Voy a hacer un recado y tomo el metro pero, al salir de la tienda, decido regresar a casa caminando. Es un largo paseo. Hay que atravesar una glorieta, recorrer interminables aceras y grandes avenidas, cruzar muchísimas calzadas, esquivar las innumerables obras y socavones de la ciudad. Antes que el metro, prefiero las caminatas para estirar las piernas, tomar aire y tropezarme con escenas curiosas. Es una opción sana. La mañana está fría y, en los atascos, los conductores aporrean el claxon como si le estuvieran partiendo la cara al tipo que provocó el último caos circulatorio. Atisbo un poco de todo: hombres y mujeres que van a la compra, policías que salen de sus coches, trabajadores con la fatiga impresa bajo los ojos, ejecutivos con maletín y el aire en el pelo a causa de sus andares veloces y estresados, prostitutas hablando en corro, docenas de mendigos. Tengo los ojos en alerta, por si pudiera capturar alguna sabrosa imagen antes de entrar en casa. Recuerdo, entonces, que en la tarde anterior vi, en zona céntrica, a un individuo de barba negra y cabello revuelto que conversaba con una motocicleta aparcada. Han leído bien: conversaba con la moto, o estaba a mitad de monólogo porque dudo que el vehículo le respondiera. La trataba como tratamos a una mascota que acaba de orinarse en un lugar inconveniente; como si le hablara a un perro que acaba de mear en el sofá, en su intento de regañarle o de convencerle de algo. Le decía: “Vamos a ver… ¿de quién es la moto? ¿Eh? ¿De quién es la moto? ¿Eh?” Los transeúntes se quedaban mirando. No alcancé a oír más, porque absorbo esta clase de situaciones con suma discreción. Pero el hombre siguió soltando su discurso.

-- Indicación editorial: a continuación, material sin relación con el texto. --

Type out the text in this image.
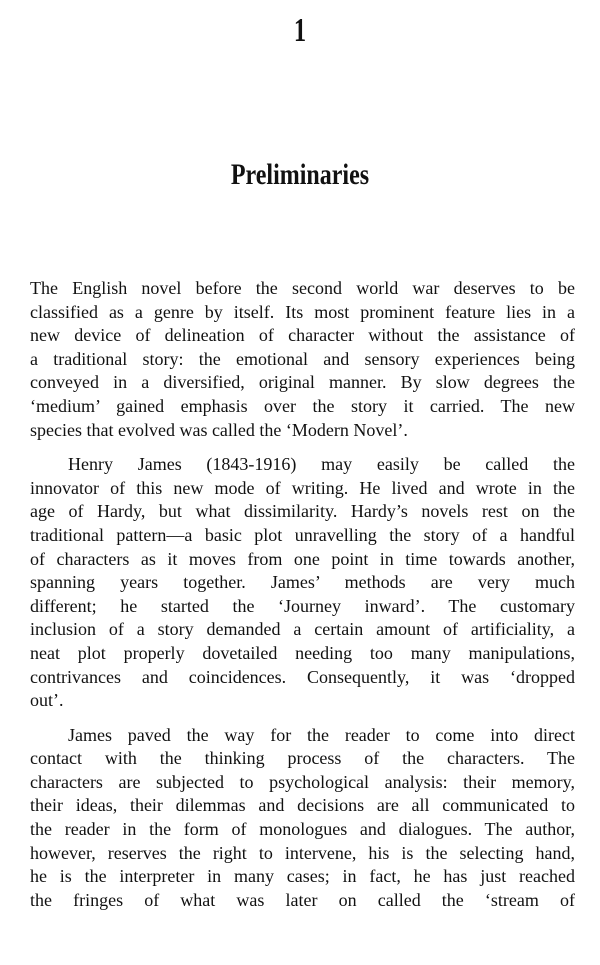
1
Preliminaries

The English novel before the second world war deserves to be
classified as a genre by itself. Its most prominent feature lies in a
new device of delineation of character without the assistance of
a traditional story: the emotional and sensory experiences being
conveyed in a diversified, original manner. By slow degrees the
‘medium’ gained emphasis over the story it carried. The new
species that evolved was called the ‘Modern Novel’.

Henry James (1843-1916) may easily be called the
innovator of this new mode of writing. He lived and wrote in the
age of Hardy, but what dissimilarity. Hardy’s novels rest on the
traditional pattern—a basic plot unravelling the story of a handful
of characters as it moves from one point in time towards another,
spanning years together. James’ methods are very much
different; he started the ‘Journey inward’. The customary
inclusion of a story demanded a certain amount of artificiality, a
neat plot properly dovetailed needing too many manipulations,
contrivances and coincidences. Consequently, it was ‘dropped
out’.

James paved the way for the reader to come into direct
contact with the thinking process of the characters. The
characters are subjected to psychological analysis: their memory,
their ideas, their dilemmas and decisions are all communicated to
the reader in the form of monologues and dialogues. The author,
however, reserves the right to intervene, his is the selecting hand,
he is the interpreter in many cases; in fact, he has just reached
the fringes of what was later on called the ‘stream of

Digo que voy con los ojos en alerta. Y, al cruzar una calle cuando el semáforo está en verde, oigo un vozarrón, fastuoso en carrasperas y antiguas borracherías (y ustedes perdonen la blasfemia): “¡Mecagoendiós, eso son piernas, y no lo de David Beckham!” Se lo han dicho a una chica con falda que cruza por el paso de cebra. El autor del comentario esboza sonrisa de granuja. Y su estampa es la pepita de oro que andaba buscando: va montado en una vespa antigua. El vehículo ostenta como dos millones de adornos y florituras. A la distancia desde la que miro, no soy capaz de distinguir qué es lo que le cuelga a la moto: parece una mezcla confusa y abigarrada de chapas, pegatinas, pins, colgantes y baratijas. Imaginen los adornos más barrocos de una tienda de antigüedades, y pónganlos juntos y apretados en una vespa, en los manillares, en los espejos. El nota usa casco, y el casco enmarca una cara con una barba que parece una tempestad, y uno juraría que de ella incluso asoman los cangrejos y las botellas con mensaje dentro. Es mofletudo y de mediana edad, y ríe tras haber soltado la frase en voz alta. Un cromo, oiga. La gente se detiene a mirarlo.
Apenas unos minutos después, otra escena. Háganse el cuadro. Acera estrecha. Con cafeterías, un bar, un establecimiento de kebab, un teatro, tres o cuatro portales, un garaje, una discoteca. En medio de un tramo de esa acera, dos ciudadanos y dos policías hacen corro. Al pasar, veo lo que ven. Es un hombre tirado en el suelo. Boca abajo. Uno de sus brazos parece servirle de almohada. Al principio creo que es un borracho descansando la curda. Pero advierto dos detalles únicos: viste la chaqueta azul de una empresa de limpieza, con las letras bordadas en la espalda; y, cerca de la mano, hay una espátula. El hombre estaba trabajando. Pero esboza una sonrisa, en su sueño. La pregunta es: ¿Estaba currando y se desmayó? O, ¿estaba bebido en el trabajo y decidió echarse una siesta? Me alejo, pensando: Prefiero no saberlo.